Maybe Gorilla Theatre can help. For the ninth year, this organization is hosting the Young Dramatists' Project, a festival devoted to the best writing of local high school and middle school students. I attended last Sunday not to review the show, but to discover what our youngest playwrights might have to offer the area. Is there imaginative, innovative work coming from these teens? Might they eventually infuse the region with new talent?

Yes and yes. The first of the five plays that made it to the Gorilla stage this year uses instant messaging to tell us the story of a doomed love affair. Amanda Buck's Sweet Nothings is about XXX2593 (Jamaica Reddick) and YYY4168 (Adom McRae), schoolmates who become sweethearts after she shows up as new girl at his high school. Buck has us watching on a large screen as the two lovers write each other over a period of months, and intersperses their writing with glimpses of their daily lives. Directed by David O'Hara, the play graphically demonstrates that even the most digital behavior can ingeniously be made theatrical. And even in the era of IM, love is still maddening.

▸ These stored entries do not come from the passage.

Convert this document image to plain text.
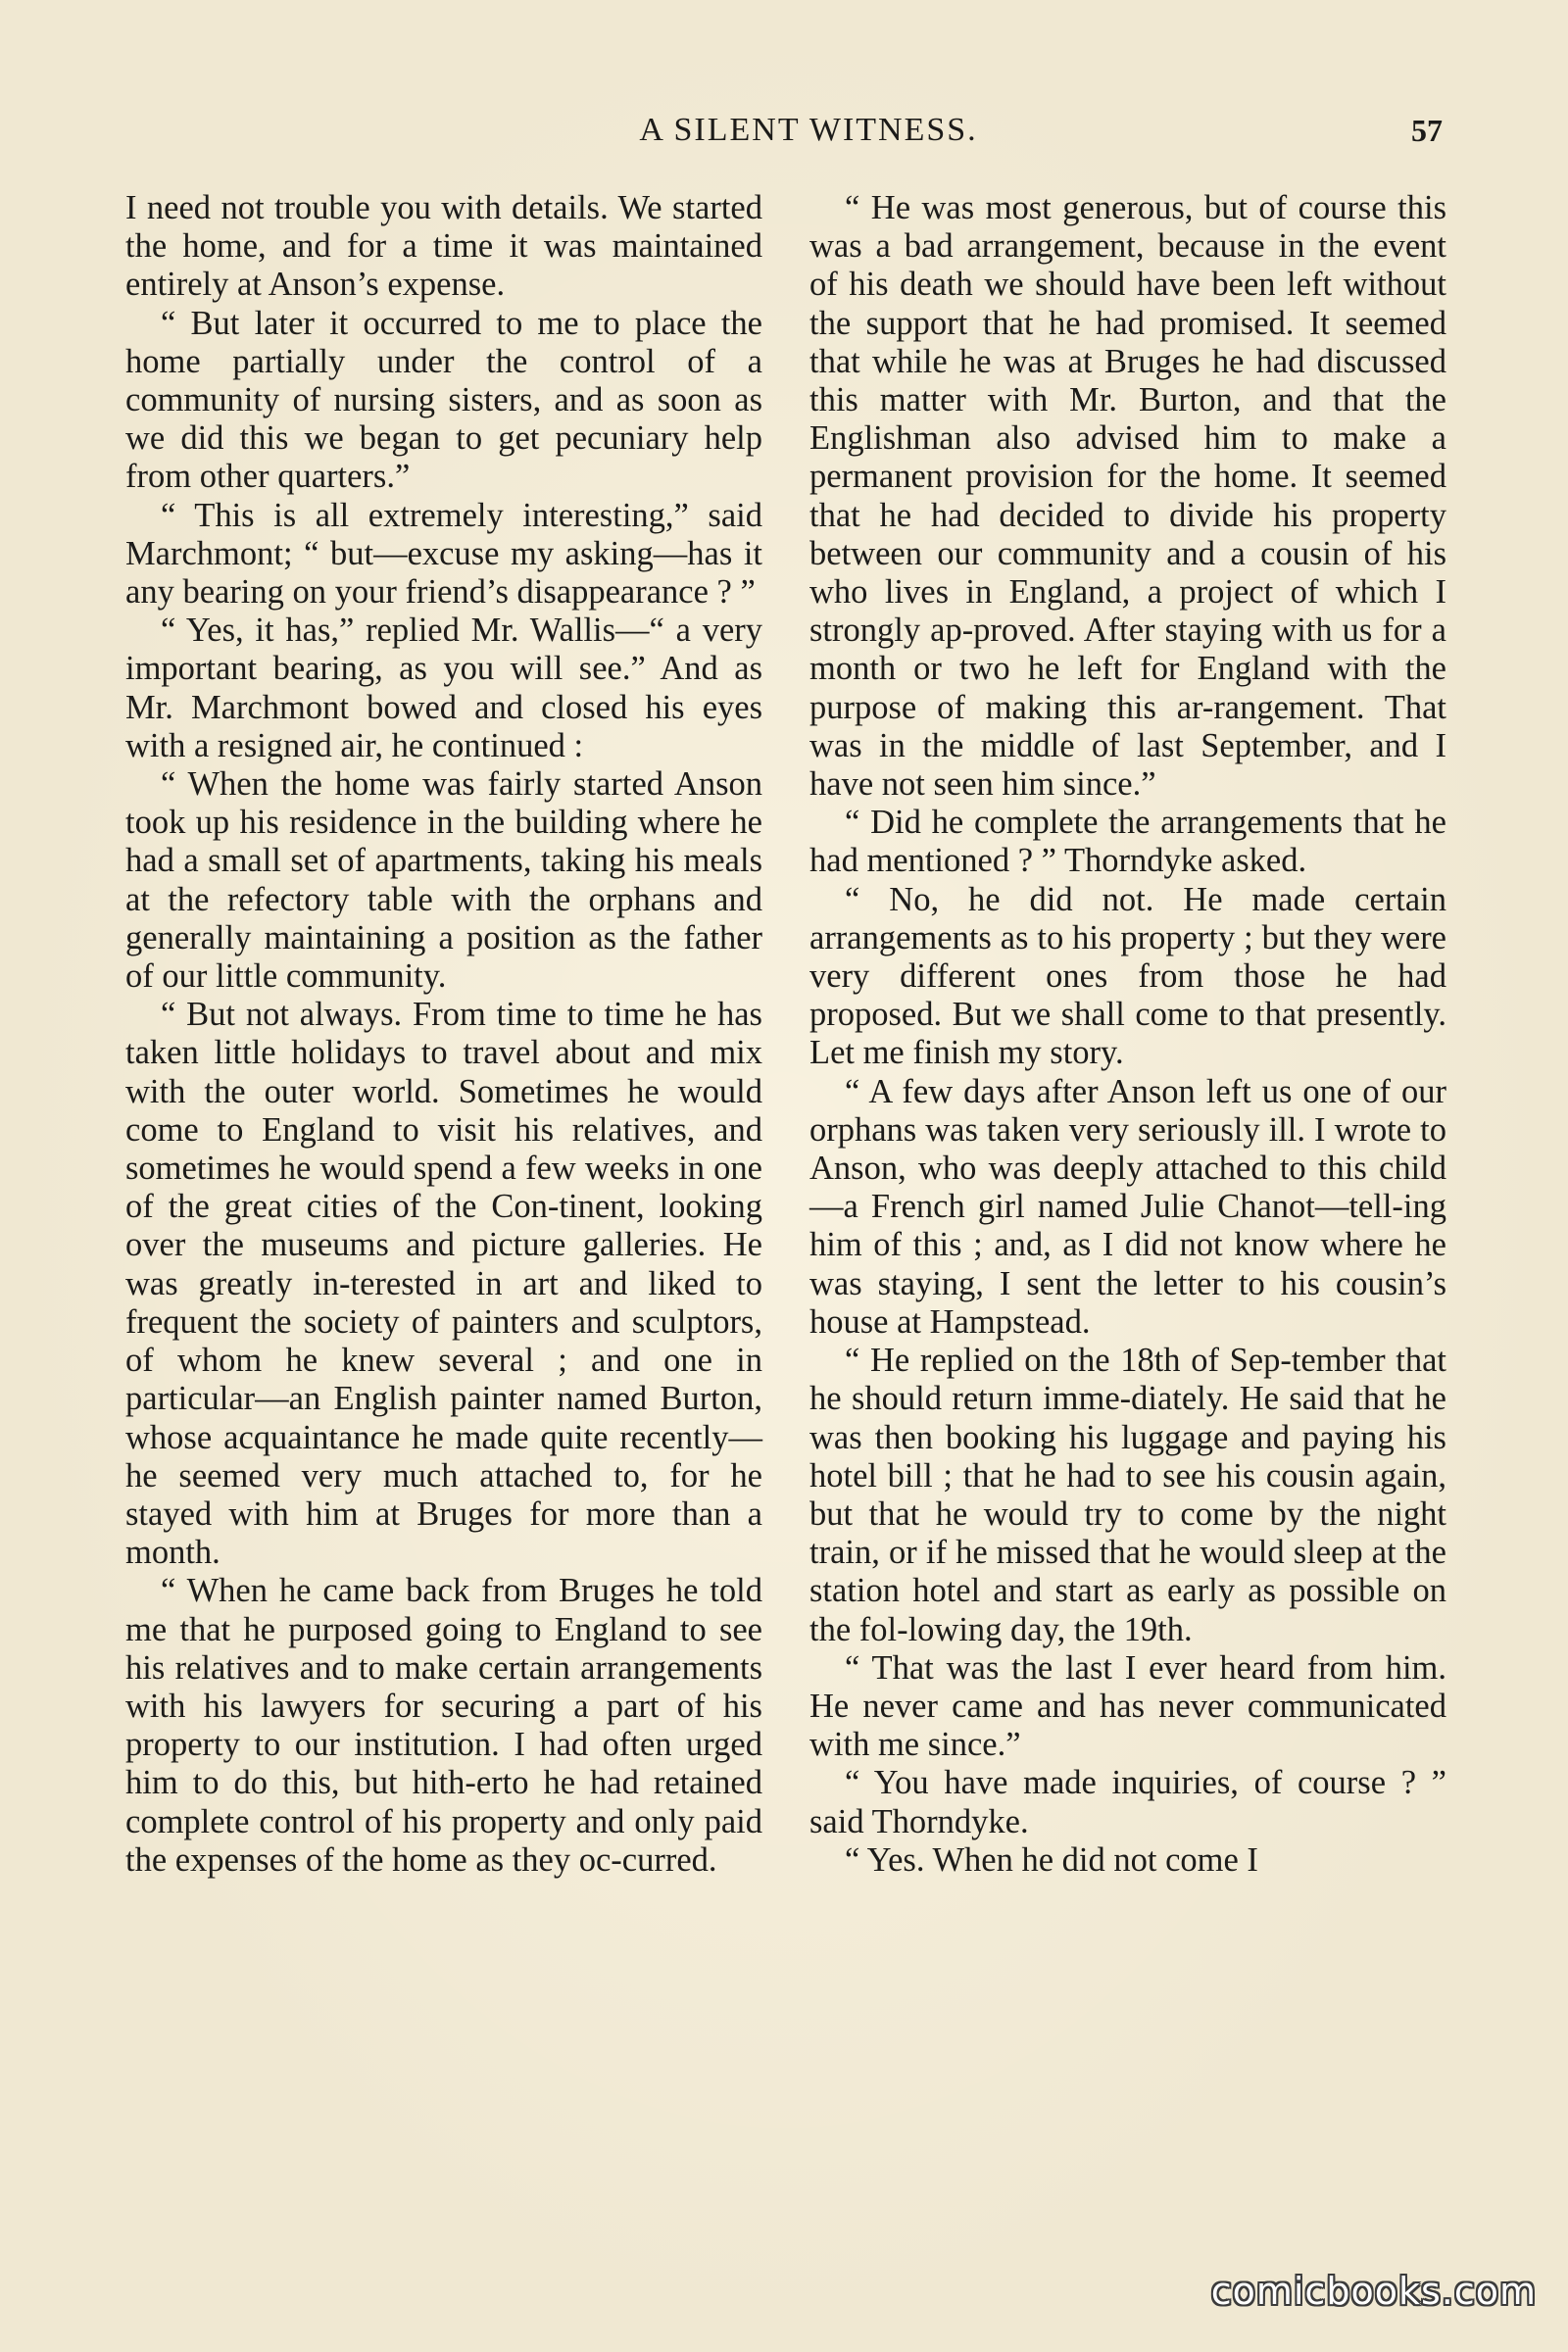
A SILENT WITNESS.	57

I need not trouble you with details. We started the home, and for a time it was maintained entirely at Anson’s expense.

“ But later it occurred to me to place the home partially under the control of a community of nursing sisters, and as soon as we did this we began to get pecuniary help from other quarters.”

“ This is all extremely interesting,” said Marchmont; “ but—excuse my asking—has it any bearing on your friend’s disappearance ? ”

“ Yes, it has,” replied Mr. Wallis—“ a very important bearing, as you will see.” And as Mr. Marchmont bowed and closed his eyes with a resigned air, he continued :

“ When the home was fairly started Anson took up his residence in the building where he had a small set of apartments, taking his meals at the refectory table with the orphans and generally maintaining a position as the father of our little community.

“ But not always. From time to time he has taken little holidays to travel about and mix with the outer world. Sometimes he would come to England to visit his relatives, and sometimes he would spend a few weeks in one of the great cities of the Con-tinent, looking over the museums and picture galleries. He was greatly in-terested in art and liked to frequent the society of painters and sculptors, of whom he knew several ; and one in particular—an English painter named Burton, whose acquaintance he made quite recently—he seemed very much attached to, for he stayed with him at Bruges for more than a month.

“ When he came back from Bruges he told me that he purposed going to England to see his relatives and to make certain arrangements with his lawyers for securing a part of his property to our institution. I had often urged him to do this, but hith-erto he had retained complete control of his property and only paid the expenses of the home as they oc-curred.

“ He was most generous, but of course this was a bad arrangement, because in the event of his death we should have been left without the support that he had promised. It seemed that while he was at Bruges he had discussed this matter with Mr. Burton, and that the Englishman also advised him to make a permanent provision for the home. It seemed that he had decided to divide his property between our community and a cousin of his who lives in England, a project of which I strongly ap-proved. After staying with us for a month or two he left for England with the purpose of making this ar-rangement. That was in the middle of last September, and I have not seen him since.”

“ Did he complete the arrangements that he had mentioned ? ” Thorndyke asked.

“ No, he did not. He made certain arrangements as to his property ; but they were very different ones from those he had proposed. But we shall come to that presently. Let me finish my story.

“ A few days after Anson left us one of our orphans was taken very seriously ill. I wrote to Anson, who was deeply attached to this child—a French girl named Julie Chanot—tell-ing him of this ; and, as I did not know where he was staying, I sent the letter to his cousin’s house at Hampstead.

“ He replied on the 18th of Sep-tember that he should return imme-diately. He said that he was then booking his luggage and paying his hotel bill ; that he had to see his cousin again, but that he would try to come by the night train, or if he missed that he would sleep at the station hotel and start as early as possible on the fol-lowing day, the 19th.

“ That was the last I ever heard from him. He never came and has never communicated with me since.”

“ You have made inquiries, of course ? ” said Thorndyke.

“ Yes. When he did not come I

comicbooks.com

Next on the lineup is Sam French's This One Night in the Warehouse, a Pinteresque mindgame which sees two men (Chris Jackson and Curtis Belz) thrown into a locked room containing a gun with one bullet. One of them, it seems, is a murderer, and it's up to the other to identify and execute him. Of course, neither believes himself to be the criminal, and though Amber (Belz) is physically stronger and more brutal than Campbell (Jackson), neither is at first willing to make any definitive moves. As directed by Scott Isert, the play features one terrifically convincing fight and a lot of modernist ambiguity. And the end features a surprise that not even a jaded critic saw coming.

After intermission, Courtney Hunter's Journey's End (directed by Ami Sallee Corley) graces the Gorilla stage (attractive sets here and elsewhere by Tandy Ecenia). This is a shrewdly imagined play in which Janie (Nicole Jeannine Smith) and James (Nic Carter) are breaking up over his stubborn inability to express love. What's special about the breakup is the presence of two other figures — a woman (Amy E. Gray) who represents Janie's thoughts, and a man (Nathan Caldwell) who speaks James'. With these alter egos telling us exactly what Janie and James are really thinking, we're able to watch a surface conversation and its hidden subtext simultaneously. The result is fascinating. It's thinking like Hunter's that keeps theatergoing stimulating.

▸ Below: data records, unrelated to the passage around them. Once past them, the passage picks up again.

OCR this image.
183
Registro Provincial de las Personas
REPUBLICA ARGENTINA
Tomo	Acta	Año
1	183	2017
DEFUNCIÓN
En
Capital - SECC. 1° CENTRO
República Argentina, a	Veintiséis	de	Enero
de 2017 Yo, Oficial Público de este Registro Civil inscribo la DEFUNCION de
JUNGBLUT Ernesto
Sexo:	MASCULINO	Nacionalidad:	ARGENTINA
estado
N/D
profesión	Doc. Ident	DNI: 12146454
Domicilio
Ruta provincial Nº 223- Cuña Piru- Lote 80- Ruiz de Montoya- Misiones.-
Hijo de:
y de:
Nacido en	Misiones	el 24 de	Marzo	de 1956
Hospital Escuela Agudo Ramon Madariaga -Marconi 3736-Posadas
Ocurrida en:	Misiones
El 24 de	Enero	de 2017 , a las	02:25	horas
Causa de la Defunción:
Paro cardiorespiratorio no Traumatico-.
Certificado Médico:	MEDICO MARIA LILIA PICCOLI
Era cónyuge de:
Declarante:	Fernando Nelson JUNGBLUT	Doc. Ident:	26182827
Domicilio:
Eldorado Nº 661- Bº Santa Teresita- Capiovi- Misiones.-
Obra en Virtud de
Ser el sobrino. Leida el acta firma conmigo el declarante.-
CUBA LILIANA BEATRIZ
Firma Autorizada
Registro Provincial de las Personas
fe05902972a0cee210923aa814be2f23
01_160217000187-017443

Jonathan Van Gils' Gavrilo eschews formalist innovation in favor of pungent dialogue and a bold re-imagining of a key moment in world history. Gils imagines that the assassin who started World War I — Gavrilo Princip (Chris Morales) — is confronted, before the act, by the history teacher (Steve Garland) who expelled him from school. Directed by Karla Hartley, the play reminds us that we're often ignorant of the repercussions that our words may have, and that even the most innocuous of figures should be treated with care. The good news here is Gils' dialogue, which allows Garland particularly to give a virtuoso performance.

And one could hardly ask for more charming performances than Destiny Ramsey and Adam Corson's in Sierra Almengual's Route 64. This young couple — Hanna and Buddy — are expecting roadside assistance after Buddy's truck has broken down, and as they wait we discover that her college ambitions will take her far from her boyfriend. Playwright Almengual's strength is in her psychologizing: she deftly shows us the complicated duet that ensues when two caring souls find time and circumstance coming between them. As directed by Kristina Ball, the play is fragmentary, impressionistic, but still very satisfying. It's a bittersweet encounter handled with a light touch.

So now, to all you playwrights: Please a) settle in the Bay area after college, and b) keep writing dramas. Local theater needs you.

And kudos to Gorilla Theatre for giving you your professional start.